Matrix Multiplication with Individual Elements

$M =\begin{bmatrix}a_1&b_1\\c_1&d_1\end{bmatrix} \begin{bmatrix}a_2&b_2\\c_2&d_2\end{bmatrix} =\begin{bmatrix}a_1a_2+b_1c_2&a_1b_2+b_1d_2\\c_1a_2+d_1c_2&c_1b_2+d_1d_2\end{bmatrix} .$

$M =\begin{bmatrix}\begin{pmatrix}a_1\\c_1\end{pmatrix}&\begin{pmatrix}b_1\\d_1\end{pmatrix}\end{bmatrix} \begin{bmatrix}a_2&b_2\\c_2&d_2\end{bmatrix} =\begin{bmatrix} \begin{pmatrix}a_1\\c_1\end{pmatrix}a_2+\begin{pmatrix}b_1\\d_1\end{pmatrix}c_2& \begin{pmatrix}a_1\\c_1\end{pmatrix}b_2+\begin{pmatrix}b_1\\d_1\end{pmatrix}d_2 \end{bmatrix} =\begin{bmatrix} \begin{pmatrix}a_1a_2+b_1c_2\\c_1a_2+d_1c_2\end{pmatrix}& \begin{pmatrix}a_1b_2+b_1d_2\\c_1b_2+d_1d_2\end{pmatrix} \end{bmatrix} .$

$M =\begin{bmatrix}a_1&b_1\\c_1&d_1\end{bmatrix} \begin{bmatrix}\begin{pmatrix}a_2&b_2\end{pmatrix}\\\begin{pmatrix}c_2&d_2\end{pmatrix}\end{bmatrix} =\begin{bmatrix} a_1\begin{pmatrix}a_2&b_2\end{pmatrix}\\+b_1\begin{pmatrix}c_2&d_2\end{pmatrix}\\\\ c_1\begin{pmatrix}a_2&b_2\end{pmatrix}\\+d_1\begin{pmatrix}c_2&d_2\end{pmatrix} \end{bmatrix} =\begin{bmatrix} \begin{pmatrix}a_1a_2+b_1c_2&a_1b_2+b_1d_2\end{pmatrix}\\ \begin{pmatrix}c_1a_2+d_1c_2&c_1b_2+d_1d_2\end{pmatrix} \end{bmatrix} .$

$M= \begin{bmatrix}\begin{pmatrix}a_1\\c_1\end{pmatrix}&\begin{pmatrix}b_1\\d_1\end{pmatrix}\end{bmatrix} \begin{bmatrix}\begin{pmatrix}a_2&b_2\end{pmatrix}\\\begin{pmatrix}c_2&d_2\end{pmatrix}\end{bmatrix} =\begin{pmatrix}a_1\\c_1\end{pmatrix}\begin{pmatrix}a_2&b_2\end{pmatrix} +\begin{pmatrix}b_1\\d_1\end{pmatrix}\begin{pmatrix}c_2&d_2\end{pmatrix} =\begin{bmatrix}a_1a_2&a_1b2\\c_1a_2&c_1b_2\end{bmatrix} +\begin{bmatrix}b_1c_2&b_1d2\\d_1c_2&d_1d_2\end{bmatrix} .$

Note: The above can be generalised to $\begin{bmatrix} \Ket{\psi_1}~\Ket{\psi_2}~\ldots~\Ket{\psi_n} \end{bmatrix} \begin{bmatrix} \Bra{\phi_1}\\\Bra{\phi_2}\\\vdots\\\Bra{\phi_n} \end{bmatrix} =\sum_{k=1}^n\Ket{\psi_k}\Bra{\phi_k} ,$

which is different from $\left(\sum_{i=1}^n\Ket{\psi_i}\right)\left(\sum_{j=1}^n\Bra{\phi_j}\right) =\sum_{i,j=1}^n\Ket{\psi_i}\Bra{\psi_j} .$ (This does not make much physical sense.)

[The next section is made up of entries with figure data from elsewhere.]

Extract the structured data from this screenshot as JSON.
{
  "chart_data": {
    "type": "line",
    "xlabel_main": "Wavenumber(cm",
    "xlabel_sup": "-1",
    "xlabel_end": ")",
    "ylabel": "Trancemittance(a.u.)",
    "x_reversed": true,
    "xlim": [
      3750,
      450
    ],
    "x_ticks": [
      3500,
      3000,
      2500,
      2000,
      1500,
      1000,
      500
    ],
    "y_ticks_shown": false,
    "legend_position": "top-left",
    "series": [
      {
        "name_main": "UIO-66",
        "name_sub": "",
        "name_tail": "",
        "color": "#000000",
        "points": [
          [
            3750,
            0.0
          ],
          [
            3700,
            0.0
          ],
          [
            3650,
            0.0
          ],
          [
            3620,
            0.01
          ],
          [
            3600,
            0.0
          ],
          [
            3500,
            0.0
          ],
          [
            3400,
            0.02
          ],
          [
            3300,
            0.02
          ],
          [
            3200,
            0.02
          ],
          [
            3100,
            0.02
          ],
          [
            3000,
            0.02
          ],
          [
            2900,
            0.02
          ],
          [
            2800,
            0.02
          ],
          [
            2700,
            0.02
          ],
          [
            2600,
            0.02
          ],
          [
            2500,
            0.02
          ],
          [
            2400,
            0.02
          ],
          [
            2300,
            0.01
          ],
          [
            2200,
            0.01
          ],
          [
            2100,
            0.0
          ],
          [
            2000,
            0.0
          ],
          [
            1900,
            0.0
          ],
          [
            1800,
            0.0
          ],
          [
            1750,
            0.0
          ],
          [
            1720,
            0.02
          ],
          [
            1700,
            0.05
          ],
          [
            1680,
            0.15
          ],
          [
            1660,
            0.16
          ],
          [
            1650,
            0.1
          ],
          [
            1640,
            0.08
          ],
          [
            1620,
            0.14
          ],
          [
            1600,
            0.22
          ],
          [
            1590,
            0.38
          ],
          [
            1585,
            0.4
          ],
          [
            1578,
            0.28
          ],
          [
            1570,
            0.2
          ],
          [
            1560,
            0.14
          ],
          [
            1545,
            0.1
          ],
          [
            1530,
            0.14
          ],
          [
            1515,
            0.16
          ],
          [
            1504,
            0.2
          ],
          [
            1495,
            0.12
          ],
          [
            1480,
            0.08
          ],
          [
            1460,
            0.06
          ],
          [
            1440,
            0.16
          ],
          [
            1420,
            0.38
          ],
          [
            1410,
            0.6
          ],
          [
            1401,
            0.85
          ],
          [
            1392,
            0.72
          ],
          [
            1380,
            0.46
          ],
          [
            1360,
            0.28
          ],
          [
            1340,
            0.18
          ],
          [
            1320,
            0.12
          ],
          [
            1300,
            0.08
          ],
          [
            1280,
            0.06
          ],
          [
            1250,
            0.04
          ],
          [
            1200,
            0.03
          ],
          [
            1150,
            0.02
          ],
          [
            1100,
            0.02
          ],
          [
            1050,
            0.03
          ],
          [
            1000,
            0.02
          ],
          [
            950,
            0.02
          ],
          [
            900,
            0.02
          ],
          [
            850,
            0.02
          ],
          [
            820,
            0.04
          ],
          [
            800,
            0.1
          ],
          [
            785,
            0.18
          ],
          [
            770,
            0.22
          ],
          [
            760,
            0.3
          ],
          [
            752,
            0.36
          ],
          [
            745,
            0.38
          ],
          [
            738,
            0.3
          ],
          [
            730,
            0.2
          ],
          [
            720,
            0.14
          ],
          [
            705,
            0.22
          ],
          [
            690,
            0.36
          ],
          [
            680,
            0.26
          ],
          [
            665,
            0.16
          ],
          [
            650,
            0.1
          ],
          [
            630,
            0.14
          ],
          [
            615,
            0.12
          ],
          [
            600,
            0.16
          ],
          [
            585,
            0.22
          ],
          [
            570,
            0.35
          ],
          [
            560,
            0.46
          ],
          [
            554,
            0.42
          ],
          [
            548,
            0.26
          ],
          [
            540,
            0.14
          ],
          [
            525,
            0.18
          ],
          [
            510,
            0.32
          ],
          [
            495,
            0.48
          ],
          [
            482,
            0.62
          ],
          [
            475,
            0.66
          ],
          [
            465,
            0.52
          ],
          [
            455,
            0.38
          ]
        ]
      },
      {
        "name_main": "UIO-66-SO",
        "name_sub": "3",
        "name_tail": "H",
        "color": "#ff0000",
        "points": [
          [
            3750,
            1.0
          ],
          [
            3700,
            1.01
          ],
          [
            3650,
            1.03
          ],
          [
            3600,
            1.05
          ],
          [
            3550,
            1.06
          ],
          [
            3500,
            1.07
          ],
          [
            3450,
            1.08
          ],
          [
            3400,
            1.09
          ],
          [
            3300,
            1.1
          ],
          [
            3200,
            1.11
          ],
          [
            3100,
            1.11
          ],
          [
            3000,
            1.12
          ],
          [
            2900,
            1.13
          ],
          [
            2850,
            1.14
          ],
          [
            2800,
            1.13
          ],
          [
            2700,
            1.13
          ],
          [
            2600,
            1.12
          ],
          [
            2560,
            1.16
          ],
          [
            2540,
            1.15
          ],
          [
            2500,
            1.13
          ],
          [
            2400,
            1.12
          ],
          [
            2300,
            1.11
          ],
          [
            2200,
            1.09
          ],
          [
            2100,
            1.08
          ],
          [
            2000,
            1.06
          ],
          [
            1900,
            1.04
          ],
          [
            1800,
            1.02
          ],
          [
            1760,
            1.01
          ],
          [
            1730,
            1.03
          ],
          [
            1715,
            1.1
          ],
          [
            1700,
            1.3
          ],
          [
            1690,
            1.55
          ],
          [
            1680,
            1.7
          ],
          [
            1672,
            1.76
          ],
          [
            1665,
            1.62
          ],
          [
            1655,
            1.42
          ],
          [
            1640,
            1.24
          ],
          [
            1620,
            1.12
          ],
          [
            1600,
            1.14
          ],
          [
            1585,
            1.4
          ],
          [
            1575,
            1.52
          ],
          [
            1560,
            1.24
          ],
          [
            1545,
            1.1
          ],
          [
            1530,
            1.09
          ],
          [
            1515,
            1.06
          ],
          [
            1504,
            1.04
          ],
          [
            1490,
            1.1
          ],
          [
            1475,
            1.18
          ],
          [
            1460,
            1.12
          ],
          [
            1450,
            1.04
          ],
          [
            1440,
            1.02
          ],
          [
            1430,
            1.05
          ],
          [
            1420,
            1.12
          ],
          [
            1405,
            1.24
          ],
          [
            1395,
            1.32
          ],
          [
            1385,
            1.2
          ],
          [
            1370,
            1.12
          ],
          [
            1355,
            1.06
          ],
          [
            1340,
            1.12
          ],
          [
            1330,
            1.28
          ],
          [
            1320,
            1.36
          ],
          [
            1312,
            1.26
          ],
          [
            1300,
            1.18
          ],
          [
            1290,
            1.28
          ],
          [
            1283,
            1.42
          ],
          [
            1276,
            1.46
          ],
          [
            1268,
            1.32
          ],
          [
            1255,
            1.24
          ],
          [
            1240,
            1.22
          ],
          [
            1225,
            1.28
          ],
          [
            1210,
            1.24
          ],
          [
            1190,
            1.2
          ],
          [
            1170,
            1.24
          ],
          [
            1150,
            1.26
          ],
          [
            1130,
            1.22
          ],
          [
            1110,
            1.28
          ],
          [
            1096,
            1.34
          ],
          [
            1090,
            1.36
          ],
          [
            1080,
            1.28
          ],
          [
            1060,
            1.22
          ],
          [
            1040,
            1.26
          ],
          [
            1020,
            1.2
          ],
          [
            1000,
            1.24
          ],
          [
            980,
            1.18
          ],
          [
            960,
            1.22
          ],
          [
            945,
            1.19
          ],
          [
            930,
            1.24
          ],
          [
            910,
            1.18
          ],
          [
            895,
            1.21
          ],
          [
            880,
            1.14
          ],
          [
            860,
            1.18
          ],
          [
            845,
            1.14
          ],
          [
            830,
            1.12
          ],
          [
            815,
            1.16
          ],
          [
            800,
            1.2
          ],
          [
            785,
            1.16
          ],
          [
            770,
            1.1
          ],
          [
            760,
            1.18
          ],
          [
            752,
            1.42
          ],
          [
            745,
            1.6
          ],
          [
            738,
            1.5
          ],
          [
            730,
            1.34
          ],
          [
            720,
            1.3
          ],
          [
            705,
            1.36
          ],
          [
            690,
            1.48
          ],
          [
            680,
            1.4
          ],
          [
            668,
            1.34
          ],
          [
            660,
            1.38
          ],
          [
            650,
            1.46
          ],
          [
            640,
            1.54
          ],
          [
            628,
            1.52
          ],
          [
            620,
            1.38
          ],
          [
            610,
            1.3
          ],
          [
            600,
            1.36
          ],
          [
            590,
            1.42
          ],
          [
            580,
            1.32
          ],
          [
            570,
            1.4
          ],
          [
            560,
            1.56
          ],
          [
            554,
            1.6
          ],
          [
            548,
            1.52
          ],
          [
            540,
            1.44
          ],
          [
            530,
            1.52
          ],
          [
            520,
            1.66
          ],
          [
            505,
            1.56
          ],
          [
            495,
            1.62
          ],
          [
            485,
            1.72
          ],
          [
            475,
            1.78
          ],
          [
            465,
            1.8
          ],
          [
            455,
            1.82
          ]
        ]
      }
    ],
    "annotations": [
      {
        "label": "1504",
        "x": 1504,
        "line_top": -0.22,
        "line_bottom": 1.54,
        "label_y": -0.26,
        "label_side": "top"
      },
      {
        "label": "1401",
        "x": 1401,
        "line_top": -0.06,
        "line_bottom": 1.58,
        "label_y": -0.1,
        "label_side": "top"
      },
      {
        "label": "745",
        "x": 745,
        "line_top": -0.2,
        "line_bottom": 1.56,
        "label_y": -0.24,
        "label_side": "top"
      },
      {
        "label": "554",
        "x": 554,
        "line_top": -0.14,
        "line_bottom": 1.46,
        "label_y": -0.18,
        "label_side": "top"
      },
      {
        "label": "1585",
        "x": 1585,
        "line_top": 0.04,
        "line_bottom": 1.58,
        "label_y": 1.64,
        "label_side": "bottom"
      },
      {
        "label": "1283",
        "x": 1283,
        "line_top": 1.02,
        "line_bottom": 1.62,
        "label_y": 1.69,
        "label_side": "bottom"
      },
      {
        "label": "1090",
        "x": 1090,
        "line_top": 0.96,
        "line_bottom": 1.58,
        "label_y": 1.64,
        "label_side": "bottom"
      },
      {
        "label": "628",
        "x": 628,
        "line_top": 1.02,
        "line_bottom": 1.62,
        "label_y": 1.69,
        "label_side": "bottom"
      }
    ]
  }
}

Multi-Column-Vector Matrix Multiplication

$M=\{\Ket{\psi_1},\Ket{\psi_2},\ldots,\Ket{\psi_n}\} =\sum_{k=1}^n\Ket{\psi_k}\Bra{I_k}$ and $N=\{\Ket{\phi_1},\Ket{\phi_2},\ldots,\Ket{\phi_n}\} =\sum_{k=1}^n\Ket{\phi_k}\Bra{I_k}$,
where $\Bra{I_k}$ is the $k^\mathrm{th}$ row of the $n\times n$ identity matrix $I$.

$M^\dagger=\sum_{k=1}^n\Ket{I_k}\Bra{\psi_k}$ and $N^\dagger=\sum_{k=1}^n\Ket{I_k}\Bra{\phi_k}$, where $\Ket{I_k}$ is the $k^\mathrm{th}$ column of the $n\times n$ identity matrix $I$.

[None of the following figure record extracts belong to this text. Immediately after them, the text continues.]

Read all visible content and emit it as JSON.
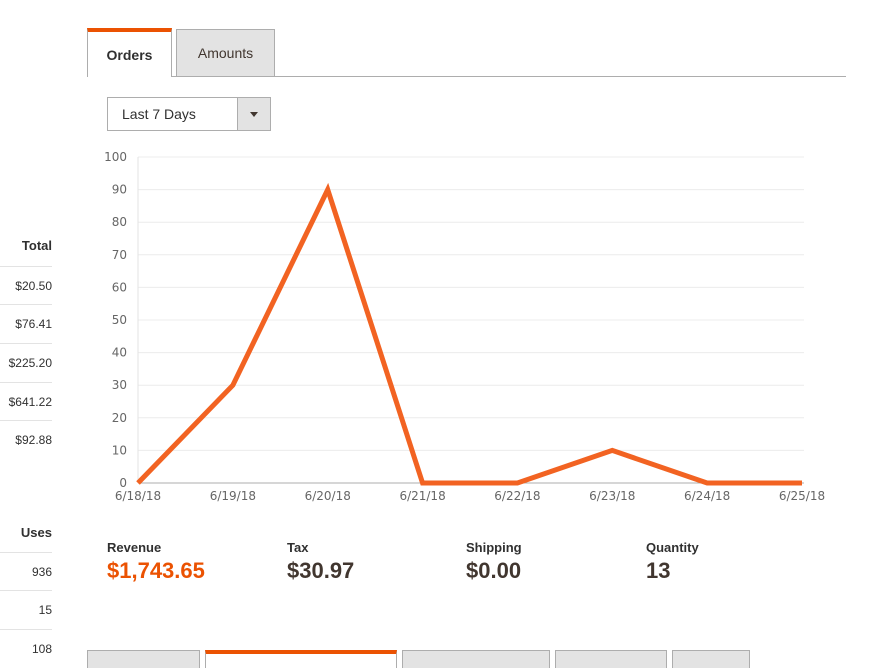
{
  "left_table_1": {
    "header": "Total",
    "rows": [
      "$20.50",
      "$76.41",
      "$225.20",
      "$641.22",
      "$92.88"
    ]
  },
  "left_table_2": {
    "header": "Uses",
    "rows": [
      "936",
      "15",
      "108"
    ]
  },
  "tabs": [
    {
      "label": "Orders",
      "active": true
    },
    {
      "label": "Amounts",
      "active": false
    }
  ],
  "period_select": {
    "value": "Last 7 Days"
  },
  "chart_data": {
    "type": "line",
    "x": [
      "6/18/18",
      "6/19/18",
      "6/20/18",
      "6/21/18",
      "6/22/18",
      "6/23/18",
      "6/24/18",
      "6/25/18"
    ],
    "series": [
      {
        "values": [
          0,
          30,
          90,
          0,
          0,
          10,
          0,
          0
        ],
        "color": "#eb5202"
      }
    ],
    "ylim": [
      0,
      100
    ],
    "yticks": [
      "0",
      "10",
      "20",
      "30",
      "40",
      "50",
      "60",
      "70",
      "80",
      "90",
      "100"
    ],
    "grid": true
  },
  "totals": {
    "revenue": {
      "label": "Revenue",
      "value": "$1,743.65"
    },
    "tax": {
      "label": "Tax",
      "value": "$30.97"
    },
    "shipping": {
      "label": "Shipping",
      "value": "$0.00"
    },
    "quantity": {
      "label": "Quantity",
      "value": "13"
    }
  },
  "colors": {
    "accent": "#eb5202",
    "line": "#f26322"
  }
}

$MN^\dagger=\left(\sum_i\Ket{\psi_i}\Bra{I_i}\right)\left(\sum_j\Ket{I_j}\Bra{\phi_j}\right) =\sum_k\Ket{\psi_k}\Bra{\phi_k} .$

Notes:

1. Only multiply corresponding columns between $M$ and $N$, not all combinations. i.e. Only $n$ multiplications, not $n^2$.

2. There is no need for orthonormality between $\Ket{\psi_i}$ and $\Bra{\phi_j}$. The $\Braket{I_i\Verti I_j}$ will take care of it when $i\ne j$.

3. We use $\Ket{I_k}$ and $\Bra{I_k}$ here to mean rows and columns of $I$, instead of using $\Ket k$ and $\Bra k$ as in some text, because the latter notation generally means a basis vector, not necessarily contained in $I$.